Wednesday 24 April 2013

The wisdom of crowds - a shortcut to better decisions

This is one of a series of posts on useful tools for entrepreneurs leaving the Armed Forces. Here is the full list and links.

Leadership, especially military leadership, is often characterised as a lonely experience - the loneliness of command. At the point of decision, a leader is alone with his or her responsibility - think of Eisenhower deciding when to launch Operation Overlord in 1944 for example.

But before the time comes for decision, leaders have the opportunity to observe and orientate. The wisdom of crowds can help make this observation and orientation quicker and more accurate. And emerging technology and techniques are making it easier to gather and respond to crowd wisdom.

Estimating distance

I was introduced to the concept of crowdsourcing as a trainee Royal Marine. We were taught that the best way to estimate the distance to a target was to ask everyone with you to make their own estimate, and then to take an average of all the estimates. The result, we were assured, is reliably more accurate than the estimate of any single individual.

This fits with the work of researchers such as Scott E. Page who wrote The Difference: How the Power of Diversity Creates Better Groups, Firms, Schools, and Societies (New Edition). Page argues that his claims that "collective ability equals individual ability plus diversity" and "diversity trumps ability" are "mathematical truths, not feel-good mantras".

Safety in numbers

Business success depends on the engagement of crowds of people with your business idea. These may include customers, employees and investors. While the entrepreneurial vision is your own, its prospects of success depend on the response of others. Balancing your own enthusiasm with "reality checks" is essential, and there are more and more tools that make it easier to do this.

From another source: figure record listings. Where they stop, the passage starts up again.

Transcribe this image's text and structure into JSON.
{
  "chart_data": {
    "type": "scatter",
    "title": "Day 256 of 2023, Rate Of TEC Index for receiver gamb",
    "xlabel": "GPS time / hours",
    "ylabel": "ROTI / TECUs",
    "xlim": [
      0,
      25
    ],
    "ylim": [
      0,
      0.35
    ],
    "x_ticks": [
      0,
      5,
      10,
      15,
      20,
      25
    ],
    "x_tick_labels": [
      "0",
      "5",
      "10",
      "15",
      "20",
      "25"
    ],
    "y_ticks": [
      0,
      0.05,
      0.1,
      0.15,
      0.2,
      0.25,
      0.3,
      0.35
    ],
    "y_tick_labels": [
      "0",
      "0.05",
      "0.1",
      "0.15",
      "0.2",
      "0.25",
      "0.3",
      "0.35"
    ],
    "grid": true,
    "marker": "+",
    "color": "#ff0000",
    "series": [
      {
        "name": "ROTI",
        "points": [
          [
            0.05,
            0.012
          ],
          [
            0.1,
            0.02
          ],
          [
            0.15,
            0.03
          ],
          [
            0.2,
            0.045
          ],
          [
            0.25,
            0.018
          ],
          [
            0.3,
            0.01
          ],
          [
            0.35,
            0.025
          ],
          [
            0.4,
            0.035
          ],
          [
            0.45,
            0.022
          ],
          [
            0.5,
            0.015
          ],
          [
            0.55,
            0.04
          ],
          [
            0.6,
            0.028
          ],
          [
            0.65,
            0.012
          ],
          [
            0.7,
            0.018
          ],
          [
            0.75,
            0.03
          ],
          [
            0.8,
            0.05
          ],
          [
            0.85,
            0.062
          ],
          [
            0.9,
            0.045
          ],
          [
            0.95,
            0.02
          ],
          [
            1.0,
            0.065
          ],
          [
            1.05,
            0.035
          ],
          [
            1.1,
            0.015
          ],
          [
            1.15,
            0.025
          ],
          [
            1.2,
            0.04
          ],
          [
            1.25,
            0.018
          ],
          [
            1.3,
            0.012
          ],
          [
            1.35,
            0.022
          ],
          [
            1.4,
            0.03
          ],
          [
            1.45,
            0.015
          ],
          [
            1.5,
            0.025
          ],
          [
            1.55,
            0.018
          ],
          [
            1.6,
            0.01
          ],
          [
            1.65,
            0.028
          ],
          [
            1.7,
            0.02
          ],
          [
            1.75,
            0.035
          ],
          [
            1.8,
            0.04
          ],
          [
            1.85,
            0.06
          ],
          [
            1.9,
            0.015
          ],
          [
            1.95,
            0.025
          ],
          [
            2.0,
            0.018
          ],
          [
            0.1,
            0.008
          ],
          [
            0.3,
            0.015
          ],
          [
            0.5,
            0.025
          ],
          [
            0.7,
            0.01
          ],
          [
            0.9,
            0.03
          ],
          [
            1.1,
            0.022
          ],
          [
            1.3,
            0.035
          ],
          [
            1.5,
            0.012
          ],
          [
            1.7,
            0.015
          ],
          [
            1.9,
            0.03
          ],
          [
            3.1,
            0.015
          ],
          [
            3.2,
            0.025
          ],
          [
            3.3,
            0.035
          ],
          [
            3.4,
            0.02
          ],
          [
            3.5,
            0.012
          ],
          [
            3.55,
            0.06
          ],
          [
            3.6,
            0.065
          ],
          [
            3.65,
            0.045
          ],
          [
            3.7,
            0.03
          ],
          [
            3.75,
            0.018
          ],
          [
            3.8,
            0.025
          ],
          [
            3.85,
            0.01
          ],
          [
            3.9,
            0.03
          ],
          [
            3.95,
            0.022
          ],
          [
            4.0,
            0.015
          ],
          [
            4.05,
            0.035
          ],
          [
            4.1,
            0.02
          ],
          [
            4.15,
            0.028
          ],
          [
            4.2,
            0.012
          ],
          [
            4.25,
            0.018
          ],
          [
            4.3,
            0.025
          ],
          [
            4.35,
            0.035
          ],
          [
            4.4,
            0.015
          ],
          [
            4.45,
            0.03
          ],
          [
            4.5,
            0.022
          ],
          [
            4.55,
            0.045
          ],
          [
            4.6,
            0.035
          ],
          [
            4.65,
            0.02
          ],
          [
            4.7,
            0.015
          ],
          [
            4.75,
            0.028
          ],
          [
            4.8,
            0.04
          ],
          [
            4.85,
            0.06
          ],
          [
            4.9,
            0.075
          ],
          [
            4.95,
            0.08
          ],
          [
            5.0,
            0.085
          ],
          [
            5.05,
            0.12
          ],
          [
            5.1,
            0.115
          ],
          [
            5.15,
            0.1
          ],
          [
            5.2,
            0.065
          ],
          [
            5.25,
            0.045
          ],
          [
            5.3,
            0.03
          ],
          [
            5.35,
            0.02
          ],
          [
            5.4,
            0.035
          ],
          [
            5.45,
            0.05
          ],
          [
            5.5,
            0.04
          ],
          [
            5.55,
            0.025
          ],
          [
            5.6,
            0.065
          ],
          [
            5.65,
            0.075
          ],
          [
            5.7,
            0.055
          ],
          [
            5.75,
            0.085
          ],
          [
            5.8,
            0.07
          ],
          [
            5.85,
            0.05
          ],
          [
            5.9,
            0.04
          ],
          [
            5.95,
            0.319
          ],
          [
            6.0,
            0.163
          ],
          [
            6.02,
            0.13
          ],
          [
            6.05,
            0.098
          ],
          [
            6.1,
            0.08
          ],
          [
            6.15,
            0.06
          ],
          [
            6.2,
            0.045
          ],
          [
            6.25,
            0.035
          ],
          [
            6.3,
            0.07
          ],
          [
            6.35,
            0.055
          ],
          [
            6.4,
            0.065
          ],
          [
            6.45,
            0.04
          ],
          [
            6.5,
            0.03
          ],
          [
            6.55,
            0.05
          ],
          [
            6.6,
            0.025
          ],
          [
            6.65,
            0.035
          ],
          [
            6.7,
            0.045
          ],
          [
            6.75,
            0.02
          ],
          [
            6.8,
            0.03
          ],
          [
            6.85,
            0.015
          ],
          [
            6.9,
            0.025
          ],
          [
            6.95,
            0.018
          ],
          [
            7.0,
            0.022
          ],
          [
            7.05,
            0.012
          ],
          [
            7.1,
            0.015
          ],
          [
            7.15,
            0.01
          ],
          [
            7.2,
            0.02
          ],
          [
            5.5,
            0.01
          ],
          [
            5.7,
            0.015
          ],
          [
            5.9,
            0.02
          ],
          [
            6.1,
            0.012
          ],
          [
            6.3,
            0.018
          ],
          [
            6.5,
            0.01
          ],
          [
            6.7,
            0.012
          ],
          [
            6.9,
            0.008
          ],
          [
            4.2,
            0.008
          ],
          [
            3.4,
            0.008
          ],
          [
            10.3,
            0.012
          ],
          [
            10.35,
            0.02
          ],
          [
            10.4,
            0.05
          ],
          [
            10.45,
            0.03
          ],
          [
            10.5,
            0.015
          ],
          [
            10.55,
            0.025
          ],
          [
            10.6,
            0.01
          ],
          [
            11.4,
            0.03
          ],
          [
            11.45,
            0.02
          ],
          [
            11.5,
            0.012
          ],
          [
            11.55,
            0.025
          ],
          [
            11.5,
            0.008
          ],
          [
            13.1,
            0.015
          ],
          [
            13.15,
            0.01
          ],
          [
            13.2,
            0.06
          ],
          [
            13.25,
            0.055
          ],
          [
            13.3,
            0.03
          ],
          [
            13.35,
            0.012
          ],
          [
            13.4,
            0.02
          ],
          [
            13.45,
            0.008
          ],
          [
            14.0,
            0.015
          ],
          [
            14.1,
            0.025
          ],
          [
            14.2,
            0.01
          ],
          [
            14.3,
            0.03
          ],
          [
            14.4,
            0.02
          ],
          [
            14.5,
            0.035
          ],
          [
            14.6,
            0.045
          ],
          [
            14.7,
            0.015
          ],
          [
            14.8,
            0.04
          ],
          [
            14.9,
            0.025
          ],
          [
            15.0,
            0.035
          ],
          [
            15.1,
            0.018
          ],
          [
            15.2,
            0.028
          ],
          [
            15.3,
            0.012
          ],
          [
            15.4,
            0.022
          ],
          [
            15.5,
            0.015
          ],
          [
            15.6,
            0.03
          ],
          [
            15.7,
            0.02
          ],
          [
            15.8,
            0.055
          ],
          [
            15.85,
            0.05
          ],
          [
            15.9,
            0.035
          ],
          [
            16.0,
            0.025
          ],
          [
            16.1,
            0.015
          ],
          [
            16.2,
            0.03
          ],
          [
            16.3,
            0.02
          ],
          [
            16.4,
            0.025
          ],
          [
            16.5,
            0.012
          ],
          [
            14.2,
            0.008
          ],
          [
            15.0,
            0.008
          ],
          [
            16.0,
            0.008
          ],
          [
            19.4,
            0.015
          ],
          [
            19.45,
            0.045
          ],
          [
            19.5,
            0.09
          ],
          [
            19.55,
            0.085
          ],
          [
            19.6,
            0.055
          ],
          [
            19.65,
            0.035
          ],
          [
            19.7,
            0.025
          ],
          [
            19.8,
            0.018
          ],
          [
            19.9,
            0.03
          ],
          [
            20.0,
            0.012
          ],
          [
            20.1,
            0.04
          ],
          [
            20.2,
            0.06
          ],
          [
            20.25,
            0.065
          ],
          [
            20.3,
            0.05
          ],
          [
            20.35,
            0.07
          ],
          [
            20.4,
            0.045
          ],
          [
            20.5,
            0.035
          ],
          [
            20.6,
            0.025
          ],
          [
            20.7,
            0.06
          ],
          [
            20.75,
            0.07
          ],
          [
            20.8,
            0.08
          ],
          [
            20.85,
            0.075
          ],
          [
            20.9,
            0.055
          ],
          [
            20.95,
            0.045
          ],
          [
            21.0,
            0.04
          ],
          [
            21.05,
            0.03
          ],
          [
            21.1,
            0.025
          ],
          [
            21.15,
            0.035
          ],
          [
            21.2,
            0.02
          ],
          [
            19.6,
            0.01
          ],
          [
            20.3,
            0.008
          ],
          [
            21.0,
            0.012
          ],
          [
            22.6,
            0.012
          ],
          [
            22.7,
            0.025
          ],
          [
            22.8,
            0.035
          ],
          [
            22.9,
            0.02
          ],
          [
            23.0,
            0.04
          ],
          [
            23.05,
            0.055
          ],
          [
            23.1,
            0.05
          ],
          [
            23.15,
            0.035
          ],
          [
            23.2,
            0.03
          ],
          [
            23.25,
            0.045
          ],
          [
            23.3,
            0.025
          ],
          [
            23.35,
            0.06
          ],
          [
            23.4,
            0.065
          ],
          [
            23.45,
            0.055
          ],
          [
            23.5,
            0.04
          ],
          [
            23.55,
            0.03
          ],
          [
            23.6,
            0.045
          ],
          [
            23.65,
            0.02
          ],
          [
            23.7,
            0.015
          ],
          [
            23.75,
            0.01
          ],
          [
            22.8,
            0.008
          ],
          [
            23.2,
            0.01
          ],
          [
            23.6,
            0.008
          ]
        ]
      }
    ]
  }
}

If you are able to gauge the response to your business before committing large investments of time or capital, you will reduce the risks involved, and you may pick up some valuable insights at the same time.

How to ask the crowd

With the proliferation of social media and special interest forums it is easier than ever to collect crowd insights. You could start by asking your friends on Facebook using the polling feature, or starting a discussion in a relevant LinkedIn group. For a larger crowd you could try visiting forums and posting questions - a technique I found very useful last year when investigating raising capital for This Tribe.

For more formal research there are also plenty of services like Crowdflower. And of course for crowdsourced fundraising (in which you invite a crowd to put their money where their mouths are), there are a growing number of crowdfunding platforms in the UK such as Crowdcube and Seedrs.